Israel hat nach einem Zeitungsbericht den Palästinensern erstmals einen konkreten Vorschlag für eine Zwei-Staaten-Lösung unterbreitet. Wie die Zeitung "Haaretz" am Dienstag berichtete, wolle sich Israel von 93 Prozent des seit 1967 besetzten Westjordanlandes zurückziehen. In dem Vorschlag des innenpolitisch schwer angeschlagenen Ministerpräsidenten Ehud Olmert sei das besonders strittige Thema Jerusalem jedoch ausgeklammert. Bei den sieben Prozent der Fläche des Westjordanlandes, die Israel demnach behalten will, handelt es sich um Gebiete mit großen israelischen Siedlungen wie Maale Adumim oder Gush Ezion. Im Gegenzug soll dem Gaza-Streifen, aus dem die Israelis 2005 abgezogen waren, ein Teil der israelischen Negev-Wüste im Umfang von 5,5 Prozent des Westjordanlands zugeschlagen werden.

Jahrelange Vorwürfe
Die Palästinenser haben Israel beschuldigt, das Entstehen eines lebensfähigen palästinensischen Staates durch eine Politik der Zerstückelung und des Landraubs zu verhindern, und bisher betont, höchstens zum Verzicht auf 1,8 Prozent der Fläche des Westjordanlandes bereit zu sein. Israel will laut "Haaretz" die Gebiete in der Negev-Wüste erst abtreten, wenn die gemäßigten Kräfte um den palästinensischen Präsidenten Mahmoud Abbas wieder die Kontrolle über den derzeit von der radikalen Hamas beherrschten Gaza-Streifen erlangen. Nach dem Olmert-Plan sollen die Palästinenser freies Geleit zwischen dem Gaza-Streifen und dem Westjordanland erhalten. Olmert strebe eine Einigung noch vor seinem Ausscheiden aus dem Amt im Herbst an und warte nun auf die Antwort von Abbas. Weder in Jerusalem noch in Ramallah wurde der Inhalt des Planes offiziell bestätigt. Nach den Worten des israelischen Regierungssprechers Mark Regev haben beide Seiten "bedeutsame Fortschritte" in mehreren Streitfragen erzielt. Olmert fühle sich weiterhin verpflichtet, ein gemeinsames "israelisch-palästinensisches Dokument" vor Jahresende zu erreichen.

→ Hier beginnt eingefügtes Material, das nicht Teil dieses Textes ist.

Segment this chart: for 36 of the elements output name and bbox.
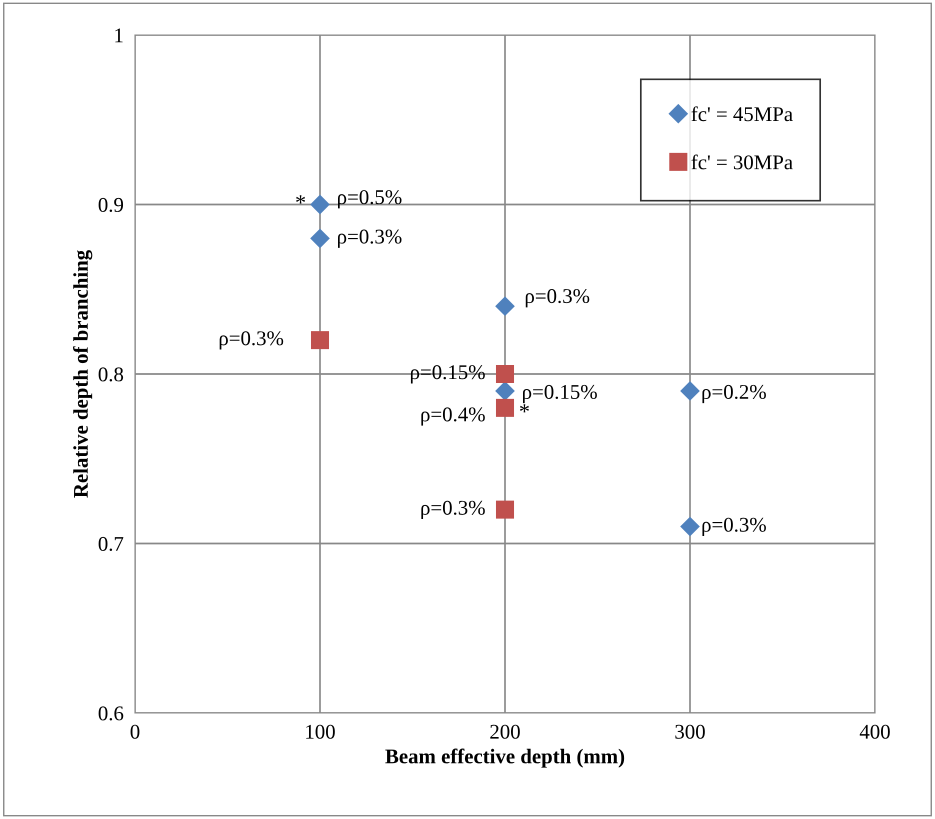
annotation: ρ=0.2% [702, 384, 766, 404]
annotation: ρ=0.4% [421, 407, 485, 426]
x-tick-label: 400 [860, 724, 890, 739]
annotation: ρ=0.5% [338, 190, 402, 208]
y-tick-label: 0.6 [98, 706, 124, 721]
annotation: ρ=0.3% [526, 289, 590, 308]
legend-label: fc' = 30MPa [691, 154, 793, 170]
point [310, 194, 330, 214]
point [496, 364, 514, 384]
annotation: ρ=0.3% [338, 230, 402, 248]
point [310, 228, 330, 248]
annotation: ρ=0.3% [702, 518, 766, 536]
point [310, 331, 330, 350]
y-axis-title: Relative depth of branching [73, 250, 92, 498]
point [680, 381, 700, 400]
y-tick-label: 1 [115, 28, 123, 42]
x-tick-label: 100 [306, 724, 335, 739]
annotation: ρ=0.15% [523, 384, 597, 404]
y-tick-label: 0.8 [98, 367, 124, 382]
point [495, 296, 515, 316]
annotation: * [520, 404, 529, 412]
x-tick-label: 0 [130, 724, 140, 739]
x-tick-label: 200 [490, 724, 520, 739]
x-axis-title: Beam effective depth (mm) [385, 748, 624, 768]
annotation: ρ=0.15% [410, 365, 485, 384]
point [496, 500, 514, 519]
point [495, 381, 515, 400]
y-tick-label: 0.9 [98, 198, 124, 212]
y-tick-label: 0.7 [98, 536, 124, 552]
annotation: ρ=0.3% [421, 500, 485, 520]
x-tick-label: 300 [675, 724, 705, 739]
point [680, 517, 700, 536]
annotation: * [296, 195, 306, 204]
point [496, 398, 514, 417]
legend-label: fc' = 45MPa [691, 106, 793, 122]
annotation: ρ=0.3% [220, 331, 284, 350]
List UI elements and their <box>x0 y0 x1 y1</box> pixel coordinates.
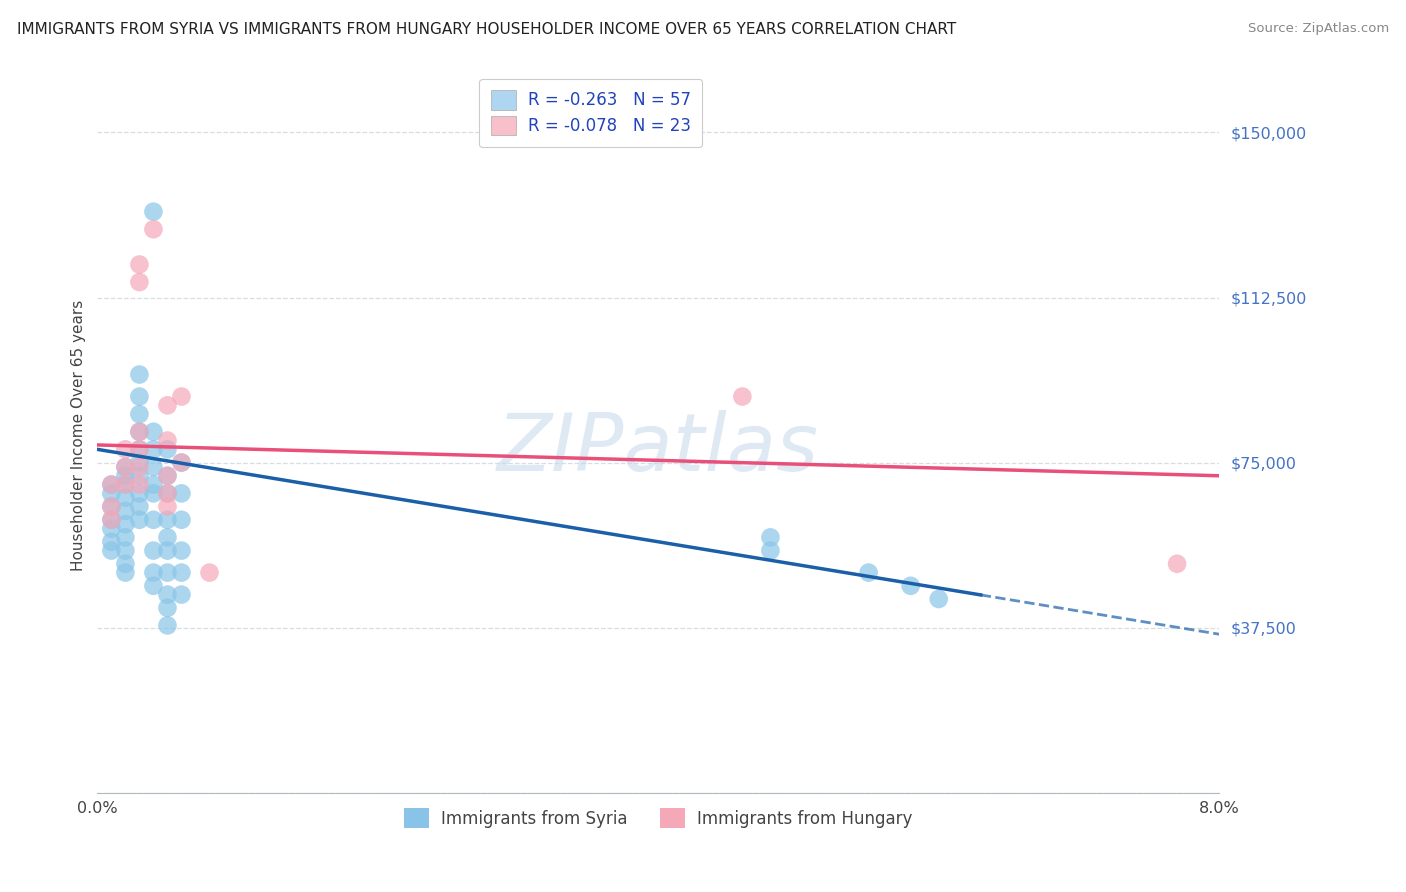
Point <box>128 425 150 439</box>
Text: ZIPatlas: ZIPatlas <box>498 410 820 488</box>
Point <box>114 477 136 491</box>
Point <box>100 500 122 514</box>
Point <box>100 486 122 500</box>
Point <box>128 468 150 483</box>
Point <box>142 425 165 439</box>
Point <box>198 566 221 580</box>
Point <box>100 500 122 514</box>
Point <box>759 530 782 544</box>
Point <box>858 566 880 580</box>
Point <box>128 442 150 457</box>
Point <box>128 390 150 404</box>
Y-axis label: Householder Income Over 65 years: Householder Income Over 65 years <box>72 300 86 571</box>
Point <box>128 513 150 527</box>
Point <box>128 368 150 382</box>
Point <box>142 459 165 474</box>
Point <box>100 513 122 527</box>
Point <box>142 486 165 500</box>
Point <box>142 579 165 593</box>
Point <box>100 522 122 536</box>
Point <box>900 579 922 593</box>
Point <box>170 486 193 500</box>
Point <box>170 456 193 470</box>
Point <box>1166 557 1188 571</box>
Point <box>128 407 150 421</box>
Text: Source: ZipAtlas.com: Source: ZipAtlas.com <box>1249 22 1389 36</box>
Point <box>142 204 165 219</box>
Text: IMMIGRANTS FROM SYRIA VS IMMIGRANTS FROM HUNGARY HOUSEHOLDER INCOME OVER 65 YEAR: IMMIGRANTS FROM SYRIA VS IMMIGRANTS FROM… <box>17 22 956 37</box>
Point <box>156 468 179 483</box>
Point <box>156 500 179 514</box>
Point <box>156 468 179 483</box>
Point <box>142 477 165 491</box>
Point <box>156 486 179 500</box>
Point <box>114 459 136 474</box>
Point <box>928 592 950 607</box>
Point <box>759 543 782 558</box>
Point <box>170 513 193 527</box>
Point <box>128 442 150 457</box>
Point <box>170 566 193 580</box>
Point <box>114 517 136 532</box>
Point <box>156 398 179 412</box>
Point <box>128 456 150 470</box>
Point <box>114 477 136 491</box>
Point <box>170 456 193 470</box>
Point <box>156 442 179 457</box>
Point <box>128 486 150 500</box>
Point <box>142 566 165 580</box>
Point <box>156 513 179 527</box>
Point <box>100 477 122 491</box>
Point <box>100 543 122 558</box>
Point <box>142 222 165 236</box>
Point <box>114 442 136 457</box>
Point <box>114 543 136 558</box>
Point <box>100 534 122 549</box>
Point <box>156 618 179 632</box>
Point <box>731 390 754 404</box>
Point <box>156 486 179 500</box>
Point <box>128 425 150 439</box>
Point <box>100 513 122 527</box>
Legend: Immigrants from Syria, Immigrants from Hungary: Immigrants from Syria, Immigrants from H… <box>398 802 920 834</box>
Point <box>170 390 193 404</box>
Point <box>156 434 179 448</box>
Point <box>170 588 193 602</box>
Point <box>114 491 136 505</box>
Point <box>142 543 165 558</box>
Point <box>156 600 179 615</box>
Point <box>128 275 150 289</box>
Point <box>156 543 179 558</box>
Point <box>170 543 193 558</box>
Point <box>142 442 165 457</box>
Point <box>128 477 150 491</box>
Point <box>114 468 136 483</box>
Point <box>128 459 150 474</box>
Point <box>114 504 136 518</box>
Point <box>114 530 136 544</box>
Point <box>156 530 179 544</box>
Point <box>114 566 136 580</box>
Point <box>128 500 150 514</box>
Point <box>156 566 179 580</box>
Point <box>142 513 165 527</box>
Point <box>100 477 122 491</box>
Point <box>114 557 136 571</box>
Point <box>156 588 179 602</box>
Point <box>128 258 150 272</box>
Point <box>114 459 136 474</box>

Auf Betreiben von US-Präsident George W. Bush hatten Olmert und Abbas im November 2007 auf der Konferenz von Annapolis neue Gespräche vereinbart, die nach den Vorstellungen Washingtons bis Ende des Jahres zu einem Friedensvertrag und einer Zwei-Staaten-Lösung führen sollten. Abbas hat sich jedoch enttäuscht von den bisher geführten Gesprächen gezeigt. Die Verhandlungen blieben ohne Ergebnis, weil sich Israel einer Diskussion über Kernpunkte des Konflikts entziehe und im Widerspruch zu den Vorgaben von Annapolis den Siedlungsbau im Westjordanland fortsetze.

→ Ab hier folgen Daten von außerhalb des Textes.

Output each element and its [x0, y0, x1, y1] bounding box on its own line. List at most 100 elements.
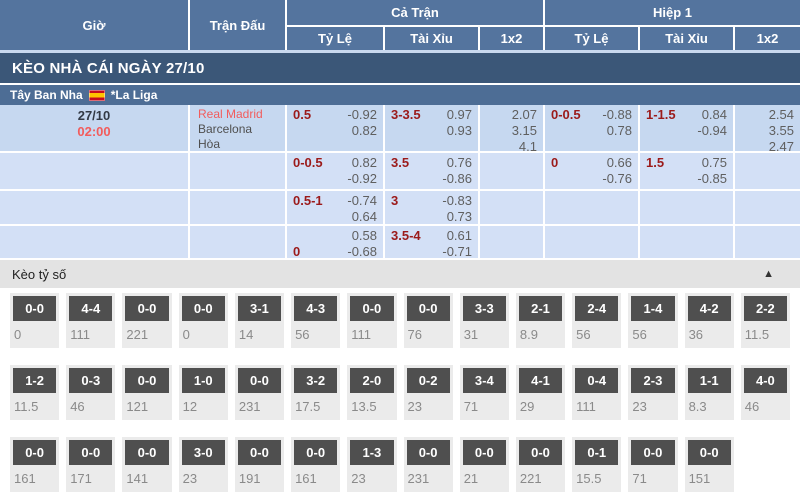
score-label: 4-3: [294, 296, 338, 321]
score-cell[interactable]: 3-3 31: [459, 293, 509, 348]
score-cell[interactable]: 0-0 0: [10, 293, 60, 348]
league-country: Tây Ban Nha: [10, 88, 83, 102]
odds-cell-ft-handicap[interactable]: 0 0.58 -0.68: [287, 226, 385, 259]
score-label: 3-2: [294, 368, 338, 393]
score-cell[interactable]: 0-0 111: [347, 293, 397, 348]
score-cell[interactable]: 4-3 56: [291, 293, 341, 348]
score-label: 3-4: [462, 368, 506, 393]
divider: [0, 50, 800, 53]
odds-cell-h1-overunder[interactable]: 1.5 0.75 -0.85: [640, 153, 735, 189]
odds-cell-empty: [545, 191, 640, 224]
score-odds-value: 141: [126, 471, 149, 486]
col-header-ft-handicap: Tỷ Lệ: [287, 27, 385, 50]
score-cell[interactable]: 1-0 12: [178, 365, 228, 420]
overunder-label: 3-3.5: [391, 107, 421, 122]
score-cell[interactable]: 0-2 23: [403, 365, 453, 420]
score-cell[interactable]: 4-0 46: [740, 365, 790, 420]
odds-cell-h1-handicap[interactable]: 0-0.5 -0.88 0.78: [545, 105, 640, 151]
score-cell[interactable]: 1-4 56: [628, 293, 678, 348]
score-grid-row-2: 1-2 11.5 0-3 46 0-0 121 1-0 12 0-0 231 3-2 17.…: [0, 360, 800, 432]
score-odds-value: 56: [632, 327, 647, 342]
odds-cell-ft-handicap[interactable]: 0.5 -0.92 0.82: [287, 105, 385, 151]
score-odds-value: 71: [632, 471, 647, 486]
odds-cell-ft-overunder[interactable]: 3 -0.83 0.73: [385, 191, 480, 224]
col-header-full-match: Cả Trận: [287, 0, 545, 27]
score-cell[interactable]: 0-3 46: [66, 365, 116, 420]
score-label: 2-3: [631, 368, 675, 393]
score-odds-value: 161: [14, 471, 36, 486]
score-grid-row-3: 0-0 161 0-0 171 0-0 141 3-0 23 0-0 191 0-0 161…: [0, 432, 800, 504]
empty-teams-cell: [190, 153, 287, 189]
odds-cell-h1-handicap[interactable]: 0 0.66 -0.76: [545, 153, 640, 189]
score-cell[interactable]: 0-0 221: [515, 437, 566, 492]
score-cell[interactable]: 0-0 231: [403, 437, 453, 492]
score-cell[interactable]: 0-0 171: [66, 437, 116, 492]
empty-time-cell: [0, 191, 190, 224]
score-cell[interactable]: 3-2 17.5: [291, 365, 341, 420]
score-cell[interactable]: 0-0 21: [459, 437, 509, 492]
col-header-h1-handicap: Tỷ Lệ: [545, 27, 640, 50]
score-label: 0-0: [631, 440, 675, 465]
score-cell[interactable]: 3-4 71: [459, 365, 509, 420]
score-cell[interactable]: 1-1 8.3: [684, 365, 734, 420]
score-odds-value: 231: [238, 399, 261, 414]
score-cell[interactable]: 2-1 8.9: [515, 293, 566, 348]
score-cell[interactable]: 4-2 36: [684, 293, 734, 348]
score-cell[interactable]: 0-0 121: [122, 365, 172, 420]
score-cell[interactable]: 3-1 14: [234, 293, 285, 348]
odds-cell-ft-1x2[interactable]: 2.07 3.15 4.1: [480, 105, 545, 154]
odds-cell-empty: [640, 226, 735, 258]
score-cell[interactable]: 2-3 23: [628, 365, 678, 420]
score-cell[interactable]: 0-0 161: [291, 437, 341, 492]
score-label: 0-0: [294, 440, 338, 465]
score-cell[interactable]: 4-1 29: [515, 365, 566, 420]
col-header-ft-1x2: 1x2: [480, 27, 545, 50]
score-cell[interactable]: 1-3 23: [347, 437, 397, 492]
score-cell[interactable]: 0-0 231: [234, 365, 285, 420]
score-odds-value: 8.9: [519, 327, 538, 342]
score-label: 3-1: [237, 296, 282, 321]
odds-cell-ft-handicap[interactable]: 0-0.5 0.82 -0.92: [287, 153, 385, 189]
overunder-label: 1-1.5: [646, 107, 676, 122]
collapse-arrow-icon[interactable]: ▲: [763, 268, 774, 280]
score-cell[interactable]: 0-0 191: [234, 437, 285, 492]
score-odds-value: 15.5: [576, 471, 602, 486]
odds-cell-empty: [545, 226, 640, 258]
score-cell[interactable]: 2-0 13.5: [347, 365, 397, 420]
score-cell[interactable]: 4-4 111: [66, 293, 116, 348]
match-teams-cell[interactable]: Real Madrid Barcelona Hòa: [190, 105, 287, 151]
correct-score-section-header[interactable]: Kèo tỷ số ▲: [0, 260, 800, 288]
empty-time-cell: [0, 226, 190, 258]
score-odds-value: 36: [688, 327, 704, 342]
odds-cell-ft-overunder[interactable]: 3.5 0.76 -0.86: [385, 153, 480, 189]
odds-cell-h1-overunder[interactable]: 1-1.5 0.84 -0.94: [640, 105, 735, 151]
score-cell[interactable]: 2-4 56: [572, 293, 622, 348]
score-cell[interactable]: 0-0 71: [628, 437, 678, 492]
match-kickoff-time: 02:00: [77, 124, 111, 139]
odds-cell-empty: [735, 153, 800, 189]
score-odds-value: 8.3: [688, 399, 707, 414]
score-cell[interactable]: 1-2 11.5: [10, 365, 60, 420]
score-cell[interactable]: 3-0 23: [178, 437, 228, 492]
score-cell[interactable]: 0-0 76: [403, 293, 453, 348]
odds-cell-h1-1x2[interactable]: 2.54 3.55 2.47: [735, 105, 800, 154]
score-odds-value: 221: [519, 471, 542, 486]
table-header: Giờ Trận Đấu Cả Trận Tỷ Lệ Tài Xỉu 1x2 H…: [0, 0, 800, 50]
score-cell[interactable]: 0-0 221: [122, 293, 172, 348]
league-row[interactable]: Tây Ban Nha *La Liga: [0, 85, 800, 105]
score-cell[interactable]: 0-0 141: [122, 437, 172, 492]
handicap-label: 0: [293, 244, 301, 259]
score-cell[interactable]: 2-2 11.5: [740, 293, 790, 348]
score-cell[interactable]: 0-0 161: [10, 437, 60, 492]
score-label: 2-1: [518, 296, 563, 321]
score-cell[interactable]: 0-4 111: [572, 365, 622, 420]
score-odds-value: 221: [126, 327, 149, 342]
odds-cell-ft-handicap[interactable]: 0.5-1 -0.74 0.64: [287, 191, 385, 224]
odds-cell-ft-overunder[interactable]: 3.5-4 0.61 -0.71: [385, 226, 480, 259]
score-cell[interactable]: 0-0 151: [684, 437, 734, 492]
odds-cell-ft-overunder[interactable]: 3-3.5 0.97 0.93: [385, 105, 480, 151]
score-odds-value: 14: [238, 327, 254, 342]
score-cell[interactable]: 0-1 15.5: [572, 437, 622, 492]
score-cell[interactable]: 0-0 0: [178, 293, 228, 348]
score-odds-value: 12: [182, 399, 198, 414]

Skepsis bei Palästinensern
Offizielle palästinensische Stellen wollten zu dem "Haaretz"-Bericht nicht Stellung nehmen. "Die Kluft zwischen den beiden Positionen beim Thema Grenzen ist immer noch groß", erklärte Präsidentenberater Nabil Abu Rudeina. Chefunterhändler Saeb Erekat warf der israelischen Führung am Dienstag in Ramallah vor, gezielt Halbwahrheiten zu verbreiten. "Für mich sieht es so aus, als ob die Zeit der Schuldzuweisungen (für ein Scheitern der Verhandlungen) begonnen hat", sagte Erekat. Der palästinensische Verhandlungsführer Ex-Premier Ahmed Korei hatte am Sonntag gewarnt, wenn Israel eine Zwei-Staaten-Lösung auf Dauer verhindere, werde es sich letztlich mit einem "binationalen" Staat abzufinden haben. Olmert selbst hatte mehrmals darauf aufmerksam gemacht, dass die arabische Bevölkerung schneller wachse als die jüdische, das zionistische Ideal des jüdischen Staates könnte so durch die Zwänge der Demographie zunichtegemacht werden. Der Verzicht auf die besetzten Gebiete würde den ureigensten Interessen des jüdischen Staates dienen.

Nachkommen dürfen sich nur im Palästinenserstaat niederlassen
Hinsichtlich der nach der israelischen Staatsgründung 1948 vertriebenen und geflüchteten Palästinenser - mit Nachkommen 4,4 Millionen - sieht der Olmert-Plan vor, dass diese sich nur im künftigen palästinensischen Staat niederlassen dürfen. Zum größten Streitpunkt Jerusalem enthält der Plan laut "Haaretz" keine konkreten Angaben. Israel eroberte 1967 von Jordanien den Ostteil der Stadt, die Proklamation Jerusalems zur "ewigen und unteilbaren" Hauptstadt Israels durch das israelische Parlament 1980 ist von der UNO-Vollversammlung für illegal und "null und nichtig" erklärt worden. Nach den Bestimmungen des israelisch-palästinensischen Grundlagenvertrages 1993 soll die Klärung der Jerusalem-Frage im Rahmen der Endstatus-Verhandlungen erfolgen. Die Palästinenser beanspruchen den Ostteil Jerusalems als ihre Hauptstadt.